この前からの続きです。この本の第4章を読みました。以下の記載も主にp. 109-110を参考にしています(多少加筆しています)。

  • Lightbown, Patsy M., and Nina Spada. How Languages are Learned 4th edition. Oxford University Press, 2013.

↑この本は外国語教授法などのクラスでよく教科書として使われています。

和訳版もあります。

  • Lightbown, Patsy M., et al. 『言語はどのように学ばれるか』 白井恭弘 , 岡田雅子訳 , 東京:岩波書店
情報処理アプローチ

昨日の続きですが、情報処理の観点から第二言語習得をみたときに、以下のような要素があるそうです。

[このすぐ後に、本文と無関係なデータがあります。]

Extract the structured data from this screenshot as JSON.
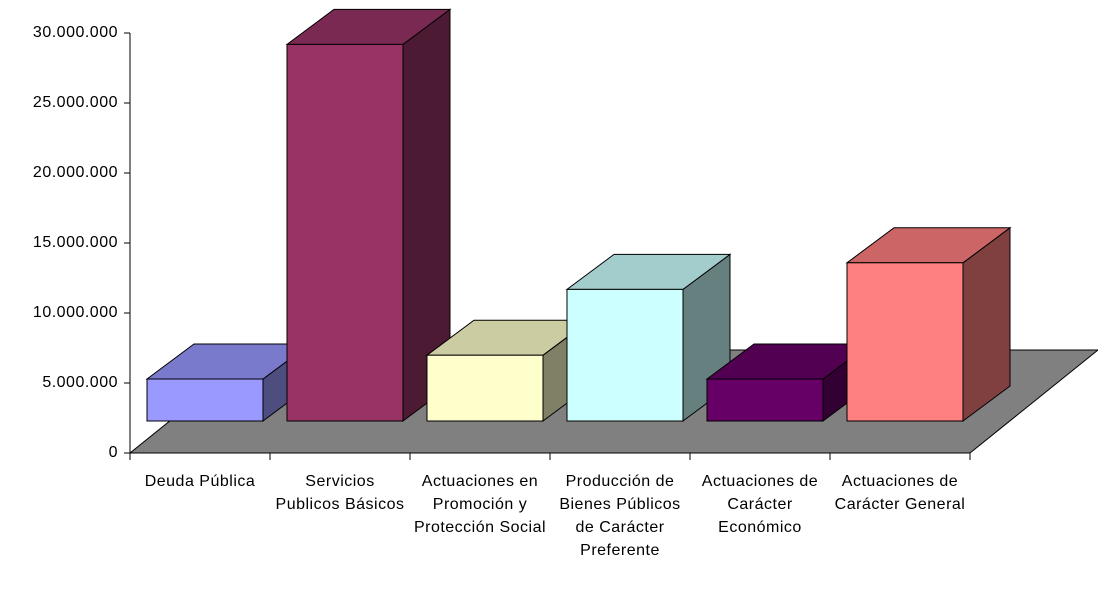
{
  "chart_data": {
    "type": "bar3d",
    "categories": [
      "Deuda Pública",
      "Servicios Publicos Básicos",
      "Actuaciones en Promoción y Protección Social",
      "Producción de Bienes Públicos de Carácter Preferente",
      "Actuaciones de Carácter Económico",
      "Actuaciones de Carácter General"
    ],
    "values": [
      3000000,
      26900000,
      4700000,
      9400000,
      3000000,
      11300000
    ],
    "colors": [
      "#9999ff",
      "#993366",
      "#ffffcc",
      "#ccffff",
      "#660066",
      "#ff8080"
    ],
    "ylim": [
      0,
      30000000
    ],
    "yticks": [
      0,
      {
        "value": 5000000,
        "label": "5.000.000"
      },
      {
        "value": 10000000,
        "label": "10.000.000"
      },
      {
        "value": 15000000,
        "label": "15.000.000"
      },
      {
        "value": 20000000,
        "label": "20.000.000"
      },
      {
        "value": 25000000,
        "label": "25.000.000"
      },
      {
        "value": 30000000,
        "label": "30.000.000"
      }
    ]
  }
}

  • Declarative knowledge(宣言的知識):文法のルールなど我々が知っている知識
  • Procedural knowledge(手続的知識):その知識を運用する力

文法のルールを知っていても、言語を話せるとは限りません。この場合は、宣言的知識はあるけれど、手続的知識はないということになります。そして、手続的知識を日々使い続けると、それが自動化されていきます。

一度自動化されると、「英語で三人称単数現在のときには動詞にsをつける」など、いちいち宣言的知識を使うたびに思い出すことがなくなり、そもそもそういう宣言的知識を持っていたことすら忘れてしまうといっています。

また今まで学んできたことと矛盾するようなことがあった場合は、自分の中でルールなどの「再構成(restructuring)(McLaughlin 1990)」が行われます。

また「転移適切性処理(transfer-appropriate processing(TAP))」(Lightbrown 2008)というのもあります。これは、自分が習得した時ときと同じ状況だと情報を思い出しやすいというものだそうです。例えば、教室活動や教室での説明を通して学んだ知識は、教室活動と似たような状況で行われるテストなどでは思いだしやすいのですが、コミュニケーションの場では思いだしにくいといわれています。